Integrated study of first principles calculations and experimental measurements for Li-ionic conductivity in Al-doped solid-state LiGe₂(PO₄)₃ electrolyte

Understanding of the fundamental mechanisms causing significant enhancement of Li-ionic conductivity by Al³⁺ doping to a solid LiGe₂(PO₄)₃ (LGP) electrolyte is pursued using first principles density functional theory (DFT) calculations combined with experimental measurements. Our results indicate that partial substitution Al³⁺ for Ge⁴⁺ in LiGe₂(PO₄)₃ (LGP) with aliovalent (Li_1+xAl_xGe_2-x(PO₄)₃, LAGP) improves the Li-ionic conductivity about four-orders of the magnitude.

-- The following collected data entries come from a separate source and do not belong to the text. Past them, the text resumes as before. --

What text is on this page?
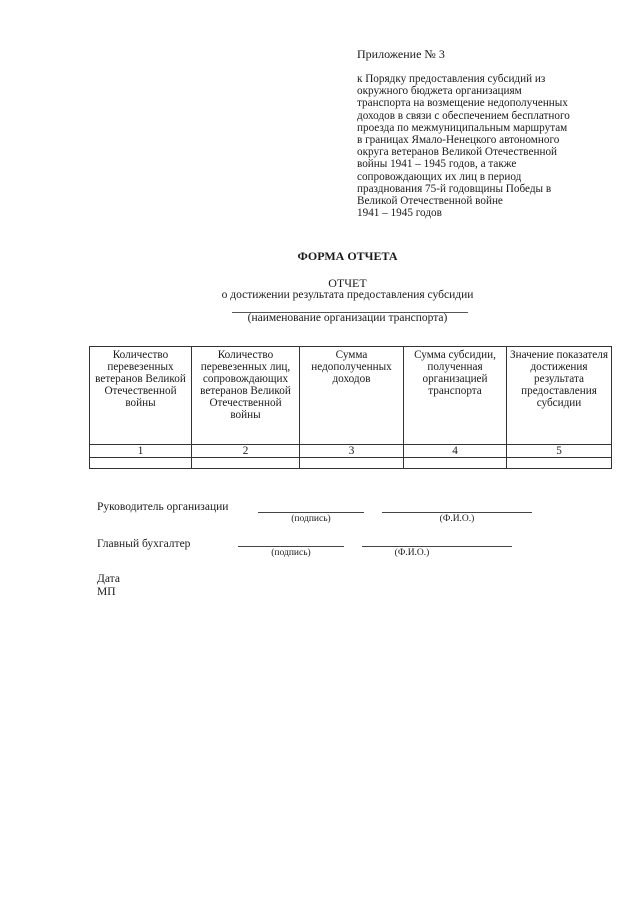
Приложение № 3
к Порядку предоставления субсидий из
окружного бюджета организациям
транспорта на возмещение недополученных
доходов в связи с обеспечением бесплатного
проезда по межмуниципальным маршрутам
в границах Ямало-Ненецкого автономного
округа ветеранов Великой Отечественной
войны 1941 – 1945 годов, а также
сопровождающих их лиц в период
празднования 75-й годовщины Победы в
Великой Отечественной войне
1941 – 1945 годов
ФОРМА ОТЧЕТА
ОТЧЕТ
о достижении результата предоставления субсидии
(наименование организации транспорта)
Количество перевезенных ветеранов Великой Отечественной войны	Количество перевезенных лиц, сопровождающих ветеранов Великой Отечественной войны	Сумма недополученных доходов	Сумма субсидии, полученная организацией транспорта	Значение показателя достижения результата предоставления субсидии
1	2	3	4	5

Руководитель организации
(подпись)	(Ф.И.О.)
Главный бухгалтер
(подпись)	(Ф.И.О.)
Дата
МП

To unveil the atomic origin we calculate plausible diffusion paths of Li in LGP and LAGP materials using DFT calculations and a nudged elastic band method, and discover that LAGP had additional transport paths for Li with activation barriers as low as only 34% of the LGP. Notably, these new atomic channels manifest subtle electrostatic environments facilitating cooperative motions of at least two Li atoms. Ab-initio molecular dynamics predict Li-ionic conductivity for the LAGP system, which is amazingly agreed experimental measurement on in-house made samples. Consequently, we suggest that the excess amounts of Li caused by the aliovalent Al³⁺ doping to LGP lead to not only enhancing Li concentration but also opening new conducting paths with substantially decreases activation energies and thus high ionic conductivity of LAGP solid-state electrolyte.